He stopped just inside the kitchen. She smiled.

"I've never seen you look thrown off before," she told him.

"He has good reason," Yusuke yelled back on his way to the others; Kurama would want the moment alone.

It wasn't her sitting at the kitchen table. It was her voice, it was her grin, and yes, it was still her tattoo beneath the eye, but the rest of the person looking at him _wasn't_. The hair had grown long and gone from a deep auburn to a softer, more gingery shade, while the once-green irises had yellowed. Most notably, a tall set of black-tipped, pointed, furry ears poked out from the top of her head, twitching in his direction while a bushy tail flicked idly at her side, draped casually over the edge of the chair.

"... What have you done?" he breathed, the crease between his brows deepening.

She held his gaze more steadily than she ever had before. "I told you," she said calmly, "I needed her help. Like this, I can easily take on the corporation and end the madness."

"At what cost?" he snapped irritably, taking another few steps toward her.

"Kurama, I've wanted this since I was sixteen-"

"A child's fantasy! You didn't have to do this, I could have helped you-!"

"And gotten even _more_ involved in this stupid battle that I've stirred up for myself." She was standing, now, and he could see that she carried herself taller than before. Her tail bristled. "If you think I would let them have a chance to do to you what they did to Gentoka-"

"Who is a human in this world," he reminded her sharply. "I'm not-"

"And neither am I, now." She closed the gap between them and cupped his face in her hands to draw him into a deep kiss, a far more daring gesture than he knew she would have performed before. His hands found her hips and stayed there when she parted from him and murmured, "Now I'm like you. Well, more like you, anyway."
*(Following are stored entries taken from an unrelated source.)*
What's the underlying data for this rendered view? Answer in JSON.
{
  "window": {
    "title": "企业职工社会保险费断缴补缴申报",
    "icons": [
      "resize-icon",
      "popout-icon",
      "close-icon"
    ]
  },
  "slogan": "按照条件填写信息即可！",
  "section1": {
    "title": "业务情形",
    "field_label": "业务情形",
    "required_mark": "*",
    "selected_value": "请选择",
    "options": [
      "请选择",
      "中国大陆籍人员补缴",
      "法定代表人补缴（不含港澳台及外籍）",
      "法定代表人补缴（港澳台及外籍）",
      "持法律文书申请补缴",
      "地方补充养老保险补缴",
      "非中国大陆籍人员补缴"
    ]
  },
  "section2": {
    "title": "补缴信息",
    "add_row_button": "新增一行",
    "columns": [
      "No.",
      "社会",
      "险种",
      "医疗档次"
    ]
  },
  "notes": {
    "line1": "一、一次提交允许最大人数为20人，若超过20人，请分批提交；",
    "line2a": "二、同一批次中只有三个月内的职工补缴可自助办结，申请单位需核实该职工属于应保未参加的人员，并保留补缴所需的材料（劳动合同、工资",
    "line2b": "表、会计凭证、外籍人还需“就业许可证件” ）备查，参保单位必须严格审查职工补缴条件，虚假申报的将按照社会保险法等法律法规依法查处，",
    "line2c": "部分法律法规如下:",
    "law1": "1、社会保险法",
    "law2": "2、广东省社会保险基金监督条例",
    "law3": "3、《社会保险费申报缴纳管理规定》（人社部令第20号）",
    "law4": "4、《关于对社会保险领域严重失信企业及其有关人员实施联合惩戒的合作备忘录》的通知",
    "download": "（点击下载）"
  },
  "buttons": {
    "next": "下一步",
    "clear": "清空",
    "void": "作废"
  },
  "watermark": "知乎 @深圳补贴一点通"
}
"... I loved you the way you were," he whispered. He hadn't anticipated that this would be the circumstance for him to use that particular word.

Tilting her head, a sad shadow crossed over her face and she asked, "Do you still?"

"Of course I do," he sighed, resting his forehead against hers. "I just can't believe you did this to yourself."

When she and Hashihime had spoken of bestowing a _gift_ , he had no idea that it would take the form of turning Irie into a yokai.

* * *

 **EDIT:** Holy crap I hadn't realized that I'd repeated entire conversations in this chapter. It should be cleared up, now!

 **Author's Note:** I had this almost completely finished a month ago, and then my phone glitched when I opened the doc to edit it and deleted half of it. I was literally so irritated that I couldn't bring myself to look at it.

But then I read the new chapter of my favorite fanfiction by **Owlloveyou** and gathered the gumption to finish the damn thing :D

Anyway, when I started this story, I didn't actually think I'd take it here. But I have! And we're getting close to the end!

... oh God, I have to figure out the ending.

Anyway, special thanks to my lovely readers, particularly **CassieL** , my beloved **Owlloveyou** , and a guest, all of whom left reviews. Thank you all so much for sticking with me through this beast!


	13. Damaged

**Author's Note:** I realize that I jumped the fucking shark on the last chapter, and now I'm trying to make it up to you guys and make the plot make sense again. Thank you to everyone who left reviews/followed/favorited! I love you all so much!

* * *

 _Yeah, we're damaged,_

 _(Badly damaged.)_

 _But your love's too good to lose._

 _Hold me tighter,_

 _(Even closer)_

 _I'll stay if I'm what you choose._

* * *

A long, gingery tail tipped in white draped itself over the edge of the blue, embroidered quilt and lazily flicked its end in a silent, steady rhythm. Having a fifth limb was bizarre and Irie still hadn't become accustomed to it, but she liked that she could use it to fidget more efficiently. The addition wasn't nearly as strange as having her ears moved to the top of her head. They were constantly moving with every tiny sound they picked up, and there were _so_ many more of them, now. For instance, though he had his back turned to her, she could hear the way every single button wedging itself into the appropriate hole as Kurama put his shirt back on. His deliberation fascinated her.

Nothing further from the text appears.